公堂这边戏已经做足了,就等着开场了,但是审案的大戏却迟迟开不了场,因为主角梁六爷还没有到,这戏缺了他就没法唱。

福汉有些恼怒,他记得清清楚楚昨天他让看门的官差老王转告梁六爷辰时务必得到,审案将在辰时开始。时间一点一点地过去,辰时已过,日头升到了三杆子高,梁六爷还没有现身。福汉吩咐人去门口看了五趟,衙门外连个鬼影子都没有。福汉又把老王叫进去,问他昨天是不是告诉梁六爷今天辰时开堂审案,老王信誓旦旦地说告诉了,而且他还反复给梁六爷说了好几遍。

福汉又问巡抚衙门里的官差有没有人知道梁六爷昨天晚上住在哪家客栈,官差们都说不知道。老王他们倒是知道,但是昨天晚上梁六爷酒喝高了,把福汉贬得一无是处,他们陪坐的几个人都听得胆战心惊。多一事不如少一事,所以知道的也没敢吭声。

随从老那心里清楚,他站在一边心里埋怨福汉,昨天自己劝他见见登门拜访的梁六爷,这位福大人倒好,摆出一副君子不与小人同伍的做派,不听从他的劝告。现在倒好,重要角色梁六爷该出现的时候不出现,这明摆着是梁六爷趁机让他福汉出出洋相,报昨日被怠慢的仇。

好不容易等到快晌午的时候,梁六爷才昂首挺胸,倒背着双手,踱着四方步,不紧不慢地朝着衙门口走了过来。

他在济南多年,围拢在衙门外面的人群里有些人认识他,梁六爷看见他们以后还停下脚步和他们寒暄两句,拱手致敬。
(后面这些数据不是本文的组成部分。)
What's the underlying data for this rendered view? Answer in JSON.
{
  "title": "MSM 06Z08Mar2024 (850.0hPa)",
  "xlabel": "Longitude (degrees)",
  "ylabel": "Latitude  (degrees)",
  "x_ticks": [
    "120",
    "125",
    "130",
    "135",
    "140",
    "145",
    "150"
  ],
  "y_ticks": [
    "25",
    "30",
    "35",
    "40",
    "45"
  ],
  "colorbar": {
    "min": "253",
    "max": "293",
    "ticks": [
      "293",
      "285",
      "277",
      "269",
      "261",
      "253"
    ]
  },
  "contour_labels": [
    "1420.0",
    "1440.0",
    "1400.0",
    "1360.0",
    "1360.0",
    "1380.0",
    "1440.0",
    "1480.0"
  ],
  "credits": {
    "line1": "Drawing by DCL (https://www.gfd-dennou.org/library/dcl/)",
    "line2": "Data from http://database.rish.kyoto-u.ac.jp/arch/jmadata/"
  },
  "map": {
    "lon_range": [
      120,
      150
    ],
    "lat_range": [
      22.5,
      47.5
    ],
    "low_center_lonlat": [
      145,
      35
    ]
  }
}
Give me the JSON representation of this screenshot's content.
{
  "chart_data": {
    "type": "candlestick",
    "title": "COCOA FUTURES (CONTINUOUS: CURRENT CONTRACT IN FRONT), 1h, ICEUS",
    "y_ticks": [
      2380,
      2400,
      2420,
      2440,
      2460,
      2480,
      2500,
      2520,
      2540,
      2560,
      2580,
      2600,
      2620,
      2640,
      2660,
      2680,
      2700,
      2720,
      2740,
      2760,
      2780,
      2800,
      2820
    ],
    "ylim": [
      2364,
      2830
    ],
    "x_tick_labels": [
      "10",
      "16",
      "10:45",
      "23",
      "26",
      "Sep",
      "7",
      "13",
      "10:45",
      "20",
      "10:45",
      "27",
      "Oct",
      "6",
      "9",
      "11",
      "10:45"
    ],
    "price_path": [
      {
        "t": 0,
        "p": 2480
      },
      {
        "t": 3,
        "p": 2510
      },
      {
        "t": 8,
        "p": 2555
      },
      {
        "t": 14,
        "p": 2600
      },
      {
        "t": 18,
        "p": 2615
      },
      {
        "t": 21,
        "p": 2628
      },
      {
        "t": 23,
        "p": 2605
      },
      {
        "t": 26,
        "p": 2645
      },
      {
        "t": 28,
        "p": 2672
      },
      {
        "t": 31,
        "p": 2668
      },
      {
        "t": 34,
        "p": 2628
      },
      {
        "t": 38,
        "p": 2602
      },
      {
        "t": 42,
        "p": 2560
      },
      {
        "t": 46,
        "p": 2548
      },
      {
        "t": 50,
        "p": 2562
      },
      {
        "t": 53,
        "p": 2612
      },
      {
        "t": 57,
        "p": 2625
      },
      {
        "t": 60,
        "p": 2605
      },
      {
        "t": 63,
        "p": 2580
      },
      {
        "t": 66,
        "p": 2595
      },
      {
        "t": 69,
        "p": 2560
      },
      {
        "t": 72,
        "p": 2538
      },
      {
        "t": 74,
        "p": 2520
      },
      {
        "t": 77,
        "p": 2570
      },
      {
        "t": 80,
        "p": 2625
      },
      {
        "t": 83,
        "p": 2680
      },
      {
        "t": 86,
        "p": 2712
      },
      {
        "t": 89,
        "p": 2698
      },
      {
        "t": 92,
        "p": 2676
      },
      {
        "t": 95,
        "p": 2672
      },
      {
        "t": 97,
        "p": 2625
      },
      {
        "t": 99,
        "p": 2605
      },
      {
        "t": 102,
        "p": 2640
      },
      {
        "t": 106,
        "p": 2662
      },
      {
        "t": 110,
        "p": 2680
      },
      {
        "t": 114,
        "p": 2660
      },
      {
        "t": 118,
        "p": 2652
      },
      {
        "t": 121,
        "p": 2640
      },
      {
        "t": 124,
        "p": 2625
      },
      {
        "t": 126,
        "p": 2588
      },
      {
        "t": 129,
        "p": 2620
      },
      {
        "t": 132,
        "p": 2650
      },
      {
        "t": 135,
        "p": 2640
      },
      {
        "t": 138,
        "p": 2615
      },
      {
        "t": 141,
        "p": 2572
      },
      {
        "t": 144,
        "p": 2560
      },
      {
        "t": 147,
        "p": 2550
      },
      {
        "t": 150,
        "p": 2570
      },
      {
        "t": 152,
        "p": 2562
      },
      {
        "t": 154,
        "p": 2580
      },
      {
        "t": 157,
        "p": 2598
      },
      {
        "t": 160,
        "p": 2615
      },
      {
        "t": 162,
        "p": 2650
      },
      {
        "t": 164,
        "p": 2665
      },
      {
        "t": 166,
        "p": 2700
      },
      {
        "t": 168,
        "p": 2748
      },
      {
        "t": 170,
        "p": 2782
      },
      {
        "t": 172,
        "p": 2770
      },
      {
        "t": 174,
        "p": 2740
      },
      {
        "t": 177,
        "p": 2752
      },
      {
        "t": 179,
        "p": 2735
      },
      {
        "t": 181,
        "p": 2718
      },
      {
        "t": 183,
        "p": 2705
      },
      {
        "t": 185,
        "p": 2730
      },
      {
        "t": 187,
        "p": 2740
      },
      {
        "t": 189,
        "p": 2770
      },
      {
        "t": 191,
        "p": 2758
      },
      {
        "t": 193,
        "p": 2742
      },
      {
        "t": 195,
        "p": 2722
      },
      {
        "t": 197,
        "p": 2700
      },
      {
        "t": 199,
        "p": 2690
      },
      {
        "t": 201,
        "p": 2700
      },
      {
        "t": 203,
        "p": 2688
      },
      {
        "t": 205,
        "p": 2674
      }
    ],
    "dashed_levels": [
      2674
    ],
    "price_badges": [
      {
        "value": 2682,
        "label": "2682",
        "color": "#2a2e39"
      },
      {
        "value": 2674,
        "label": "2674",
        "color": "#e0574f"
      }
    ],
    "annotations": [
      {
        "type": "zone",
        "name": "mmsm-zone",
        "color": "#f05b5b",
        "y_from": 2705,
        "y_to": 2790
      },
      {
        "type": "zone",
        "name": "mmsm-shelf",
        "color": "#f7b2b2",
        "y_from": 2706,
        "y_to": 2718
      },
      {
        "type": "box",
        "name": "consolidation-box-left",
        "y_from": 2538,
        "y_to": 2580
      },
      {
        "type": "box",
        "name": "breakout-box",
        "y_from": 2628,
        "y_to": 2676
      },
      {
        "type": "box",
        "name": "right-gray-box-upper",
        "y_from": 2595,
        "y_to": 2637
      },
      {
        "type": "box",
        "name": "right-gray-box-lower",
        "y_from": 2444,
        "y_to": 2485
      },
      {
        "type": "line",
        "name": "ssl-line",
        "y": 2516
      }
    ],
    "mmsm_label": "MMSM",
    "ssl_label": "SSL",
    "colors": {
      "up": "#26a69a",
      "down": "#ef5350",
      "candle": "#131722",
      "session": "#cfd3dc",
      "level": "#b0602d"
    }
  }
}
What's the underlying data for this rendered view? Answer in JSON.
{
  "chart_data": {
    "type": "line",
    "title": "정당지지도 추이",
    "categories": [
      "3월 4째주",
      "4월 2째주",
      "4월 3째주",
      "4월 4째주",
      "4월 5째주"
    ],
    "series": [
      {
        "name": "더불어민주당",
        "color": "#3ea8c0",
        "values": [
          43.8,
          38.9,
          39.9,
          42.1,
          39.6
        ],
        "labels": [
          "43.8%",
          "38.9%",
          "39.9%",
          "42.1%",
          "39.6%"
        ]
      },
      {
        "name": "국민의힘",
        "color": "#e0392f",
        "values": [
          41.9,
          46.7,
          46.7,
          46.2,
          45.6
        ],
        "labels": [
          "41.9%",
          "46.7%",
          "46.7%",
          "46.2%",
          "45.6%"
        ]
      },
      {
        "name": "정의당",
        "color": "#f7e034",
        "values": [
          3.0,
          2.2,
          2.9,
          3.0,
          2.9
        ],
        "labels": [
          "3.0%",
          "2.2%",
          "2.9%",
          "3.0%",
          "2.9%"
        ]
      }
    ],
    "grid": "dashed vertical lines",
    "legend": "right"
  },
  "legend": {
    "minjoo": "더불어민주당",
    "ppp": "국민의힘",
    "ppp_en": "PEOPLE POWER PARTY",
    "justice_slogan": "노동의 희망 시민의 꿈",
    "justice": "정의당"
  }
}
刘知府一大早就被带了出来,水米未进,在囚车里等的时间长了些,再加上天热,他被阳光晒得迷迷糊糊。梁六爷的到来引起的人群躁动,他也听见了,他睁开懵懂的眼睛,看见梁六爷以后,他如同看见了救星一样,扯着嗓子喊到:“梁六爷,梁六爷。”

梁六爷听到他的叫喊,满脸惊讶,走到囚车跟前,抬起头,瞪圆了眼睛,故作惊讶地说道:“这不是我临城父母官刘大人吗?你都这么大的年纪,怎么还跟个顽童似的,不在外面好好待着,怎么好端端地钻到这么大的木头笼子里去了?”